Há uns meses fui contactado pela Câmara Municipal de Vinhais, pedindo-me autorização para usarem cópia de uma fotografia antiga, provavelmente tirada entre os anos de 1861 e 1888, mostrando a minha bisavó no recolhimento da Mofreita. A imagem destinava-se a uma exposição sobre os 500 anos do segundo foral de Vinhais e acedi com todo o gosto.
Um medalhão usado pelas Oblatas. Propriedade do Roberto Afonso |
Mais tarde, a mesma pessoa que me contactou da Câmara Municipal de Vinhais, o Roberto Afonso enviou-me por e-mail duas imagens de dois medalhões, que pertenceram ao Recolhimento das Oblatas do Menino Jesus da Mofreita.

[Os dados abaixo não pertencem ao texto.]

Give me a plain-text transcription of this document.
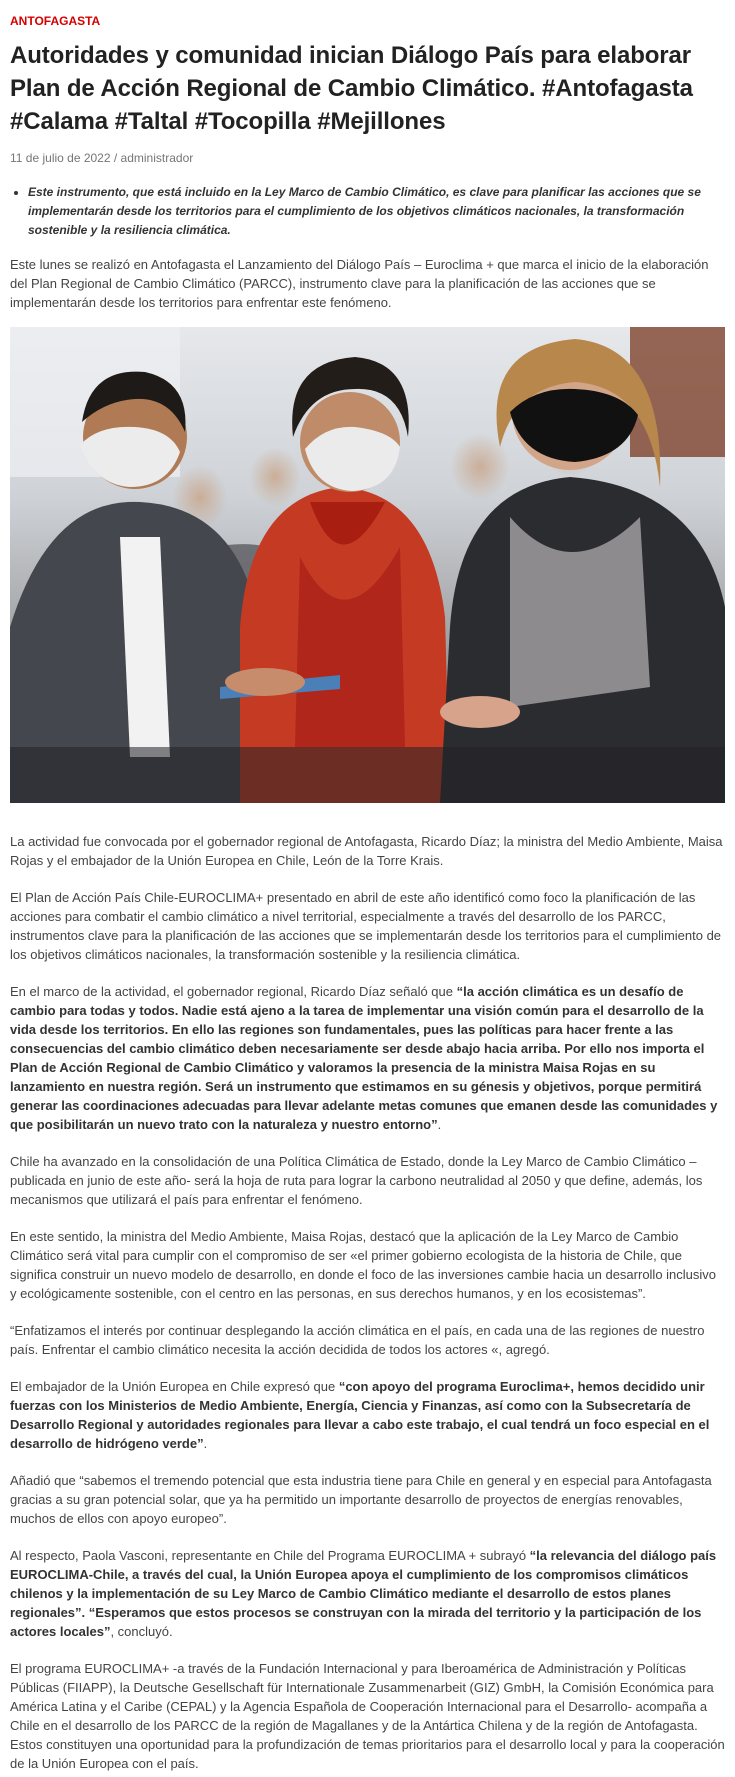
ANTOFAGASTA
Autoridades y comunidad inician Diálogo País para elaborar Plan de Acción Regional de Cambio Climático. #Antofagasta #Calama #Taltal #Tocopilla #Mejillones
11 de julio de 2022 / administrador
• Este instrumento, que está incluido en la Ley Marco de Cambio Climático, es clave para planificar las acciones que se implementarán desde los territorios para el cumplimiento de los objetivos climáticos nacionales, la transformación sostenible y la resiliencia climática.

Este lunes se realizó en Antofagasta el Lanzamiento del Diálogo País – Euroclima + que marca el inicio de la elaboración del Plan Regional de Cambio Climático (PARCC), instrumento clave para la planificación de las acciones que se implementarán desde los territorios para enfrentar este fenómeno.

La actividad fue convocada por el gobernador regional de Antofagasta, Ricardo Díaz; la ministra del Medio Ambiente, Maisa Rojas y el embajador de la Unión Europea en Chile, León de la Torre Krais.

El Plan de Acción País Chile-EUROCLIMA+ presentado en abril de este año identificó como foco la planificación de las acciones para combatir el cambio climático a nivel territorial, especialmente a través del desarrollo de los PARCC, instrumentos clave para la planificación de las acciones que se implementarán desde los territorios para el cumplimiento de los objetivos climáticos nacionales, la transformación sostenible y la resiliencia climática.

En el marco de la actividad, el gobernador regional, Ricardo Díaz señaló que “la acción climática es un desafío de cambio para todas y todos. Nadie está ajeno a la tarea de implementar una visión común para el desarrollo de la vida desde los territorios. En ello las regiones son fundamentales, pues las políticas para hacer frente a las consecuencias del cambio climático deben necesariamente ser desde abajo hacia arriba. Por ello nos importa el Plan de Acción Regional de Cambio Climático y valoramos la presencia de la ministra Maisa Rojas en su lanzamiento en nuestra región. Será un instrumento que estimamos en su génesis y objetivos, porque permitirá generar las coordinaciones adecuadas para llevar adelante metas comunes que emanen desde las comunidades y que posibilitarán un nuevo trato con la naturaleza y nuestro entorno”.

Chile ha avanzado en la consolidación de una Política Climática de Estado, donde la Ley Marco de Cambio Climático –publicada en junio de este año- será la hoja de ruta para lograr la carbono neutralidad al 2050 y que define, además, los mecanismos que utilizará el país para enfrentar el fenómeno.

En este sentido, la ministra del Medio Ambiente, Maisa Rojas, destacó que la aplicación de la Ley Marco de Cambio Climático será vital para cumplir con el compromiso de ser «el primer gobierno ecologista de la historia de Chile, que significa construir un nuevo modelo de desarrollo, en donde el foco de las inversiones cambie hacia un desarrollo inclusivo y ecológicamente sostenible, con el centro en las personas, en sus derechos humanos, y en los ecosistemas”.

“Enfatizamos el interés por continuar desplegando la acción climática en el país, en cada una de las regiones de nuestro país. Enfrentar el cambio climático necesita la acción decidida de todos los actores «, agregó.

El embajador de la Unión Europea en Chile expresó que “con apoyo del programa Euroclima+, hemos decidido unir fuerzas con los Ministerios de Medio Ambiente, Energía, Ciencia y Finanzas, así como con la Subsecretaría de Desarrollo Regional y autoridades regionales para llevar a cabo este trabajo, el cual tendrá un foco especial en el desarrollo de hidrógeno verde”.

Añadió que “sabemos el tremendo potencial que esta industria tiene para Chile en general y en especial para Antofagasta gracias a su gran potencial solar, que ya ha permitido un importante desarrollo de proyectos de energías renovables, muchos de ellos con apoyo europeo”.

Al respecto, Paola Vasconi, representante en Chile del Programa EUROCLIMA + subrayó “la relevancia del diálogo país EUROCLIMA-Chile, a través del cual, la Unión Europea apoya el cumplimiento de los compromisos climáticos chilenos y la implementación de su Ley Marco de Cambio Climático mediante el desarrollo de estos planes regionales”. “Esperamos que estos procesos se construyan con la mirada del territorio y la participación de los actores locales”, concluyó.

El programa EUROCLIMA+ -a través de la Fundación Internacional y para Iberoamérica de Administración y Políticas Públicas (FIIAPP), la Deutsche Gesellschaft für Internationale Zusammenarbeit (GIZ) GmbH, la Comisión Económica para América Latina y el Caribe (CEPAL) y la Agencia Española de Cooperación Internacional para el Desarrollo- acompaña a Chile en el desarrollo de los PARCC de la región de Magallanes y de la Antártica Chilena y de la región de Antofagasta. Estos constituyen una oportunidad para la profundización de temas prioritarios para el desarrollo local y para la cooperación de la Unión Europea con el país.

Quando tive ocasião de o conhecer pessoalmente, perguntei-lhe como é que ele sabia que os medalhões provinham da Mofreita e o Roberto Afonso respondeu-me chamando-me a atenção para três aspectos muito curiosos.

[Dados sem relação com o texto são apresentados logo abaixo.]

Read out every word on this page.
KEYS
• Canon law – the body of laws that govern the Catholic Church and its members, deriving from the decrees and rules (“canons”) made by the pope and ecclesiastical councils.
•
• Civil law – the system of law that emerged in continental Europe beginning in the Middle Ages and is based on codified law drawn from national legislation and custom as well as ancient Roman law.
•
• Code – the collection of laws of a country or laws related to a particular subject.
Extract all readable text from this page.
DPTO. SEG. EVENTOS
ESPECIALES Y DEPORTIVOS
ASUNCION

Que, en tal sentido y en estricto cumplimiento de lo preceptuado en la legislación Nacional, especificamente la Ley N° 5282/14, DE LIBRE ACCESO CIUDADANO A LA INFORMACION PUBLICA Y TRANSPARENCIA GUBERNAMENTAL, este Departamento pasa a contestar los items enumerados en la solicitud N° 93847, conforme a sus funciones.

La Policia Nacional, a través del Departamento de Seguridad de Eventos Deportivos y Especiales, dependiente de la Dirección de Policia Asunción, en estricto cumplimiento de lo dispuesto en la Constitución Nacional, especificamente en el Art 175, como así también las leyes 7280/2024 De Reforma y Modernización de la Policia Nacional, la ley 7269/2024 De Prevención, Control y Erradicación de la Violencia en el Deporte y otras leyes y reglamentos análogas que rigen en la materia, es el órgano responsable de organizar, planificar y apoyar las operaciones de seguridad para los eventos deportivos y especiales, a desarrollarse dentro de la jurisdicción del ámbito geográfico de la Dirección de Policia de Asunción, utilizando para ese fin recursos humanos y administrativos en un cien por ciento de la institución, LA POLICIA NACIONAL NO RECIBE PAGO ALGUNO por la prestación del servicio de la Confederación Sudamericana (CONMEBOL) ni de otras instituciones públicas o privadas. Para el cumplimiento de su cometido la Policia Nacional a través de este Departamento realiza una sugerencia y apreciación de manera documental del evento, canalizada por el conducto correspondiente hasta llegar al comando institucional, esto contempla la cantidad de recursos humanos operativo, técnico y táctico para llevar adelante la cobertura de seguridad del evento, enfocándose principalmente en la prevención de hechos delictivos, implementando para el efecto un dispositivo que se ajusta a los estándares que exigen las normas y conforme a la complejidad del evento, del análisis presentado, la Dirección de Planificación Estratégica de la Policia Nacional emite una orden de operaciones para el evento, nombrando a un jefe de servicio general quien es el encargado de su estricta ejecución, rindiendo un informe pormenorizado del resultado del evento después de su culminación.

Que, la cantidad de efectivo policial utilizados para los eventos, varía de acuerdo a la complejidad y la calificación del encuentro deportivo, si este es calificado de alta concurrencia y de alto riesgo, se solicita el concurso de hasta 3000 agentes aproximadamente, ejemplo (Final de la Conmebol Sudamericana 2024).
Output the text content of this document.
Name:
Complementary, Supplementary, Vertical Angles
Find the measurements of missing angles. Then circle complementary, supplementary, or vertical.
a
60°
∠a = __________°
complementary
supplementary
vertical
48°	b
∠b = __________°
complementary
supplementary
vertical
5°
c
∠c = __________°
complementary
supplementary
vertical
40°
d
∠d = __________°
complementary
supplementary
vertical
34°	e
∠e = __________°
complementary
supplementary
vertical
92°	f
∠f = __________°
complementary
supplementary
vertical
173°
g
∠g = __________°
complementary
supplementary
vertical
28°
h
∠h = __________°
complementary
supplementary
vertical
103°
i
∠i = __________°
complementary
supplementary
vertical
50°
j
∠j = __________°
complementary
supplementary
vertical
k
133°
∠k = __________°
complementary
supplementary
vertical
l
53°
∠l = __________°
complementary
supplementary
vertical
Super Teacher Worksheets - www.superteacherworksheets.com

Outro medalhão usado pelas Oblatas, Um menino Jesus feito em cera e um trabalho semelhante aos registos ou verónicas. Propriedade do Roberto Afonso |
1- Em primeiro lugar, ampliando a fotografia, que eu lhe enviei, observa-se que todas as recolhidas ostentam um medalhão oval ao peito.
2 - O Roberto Afonso forneceu-me ainda fotocópias da obra O recolhimento da Mofreita e o espírito das ordens religiosas. – Lisboa: Imprensa de Lucas Evangelista, 1892, O autor, Ferreira Deusdado, que visitou o Recolhimento no último quartel do século XIX, confirma que as oblatas traziam um hábito roxo, cordão verde, Menino Jesus pendente de n’uma relíquia
3- Ainda segundo o Roberto Afonso as pessoas mais velhas da Aldeia da Mofreita lembram-se ainda de ouvir os seus pais falar nas irmãs oblatas com os seus medalhões ao pescoço. Aliás, o medalhão mais antigo foi dado aos avós do Roberto Afonso por uma senhora idosa da aldeia, como sendo proveniente do Recolhimento e algo muito valioso, uma espécie de talismã. Ao que parece, quando um porco estava doente, aproximavam-lhe a dita relíquia e o suíno curava-se imediatamente.
O medalhão com o Agnus Dei em cera |
É aliás muito curioso que as propriedades atribuídas pelas pessoas das aldeias vizinhas da Mofreita a estes medalhões com os meninos Jesus em cera sejam semelhante às das medalhas com os agnus dei (cordeiro de Deus), feitos com a cera derretida das velas das igrejas da cidade de Roma. A devoção aos medalhões com cordeiros místicos, feitas com a cera das igrejas da cidade eterna afastaria os espíritos maus, as tempestades, trovões, raios e granizos e ainda as pestilências e sabe-se lá que mais. A minha avó materna quando trovejava colocava um destes medalhões na varanda. Não sei se era este que aqui apresento ou outro qualquer, mas em 1887 a minha bisavó, Maria da Graça Pires, ainda estaria nas Oblatas.
O verso do mesmo medalhão. Em 1887 a minha bisavó, Maria da Graça (2-3-1854 a 11-10-1943) ainda estaria nas Oblatas. Este ou um destes medalhões era usado pela minha avó contra as trovoadas |
Penso até que talvez estes meninos Jesus em cera fossem também feitos com restos das velas de Igrejas e por essa razão eram considerados também uma espécie de relíquias, pois é com este termo que a tradição popular e Ferreira Deusdado os referem.
Só tenho a agradecer ao Roberto Afonso, Vereador da Cultura da Câmara Municipal de Vinhais, a relação que estabeleceu entre a fotografia de grupo das oblatas onde está a minha bisavó e estes medalhões. Certamente a minha bisavó usou um destes objectos. Fiquei também impressionado com a curiosidade do Roberto pelo passado e o seu gosto por juntar as peças deste puzzle que é a memória dos nossos antepassados.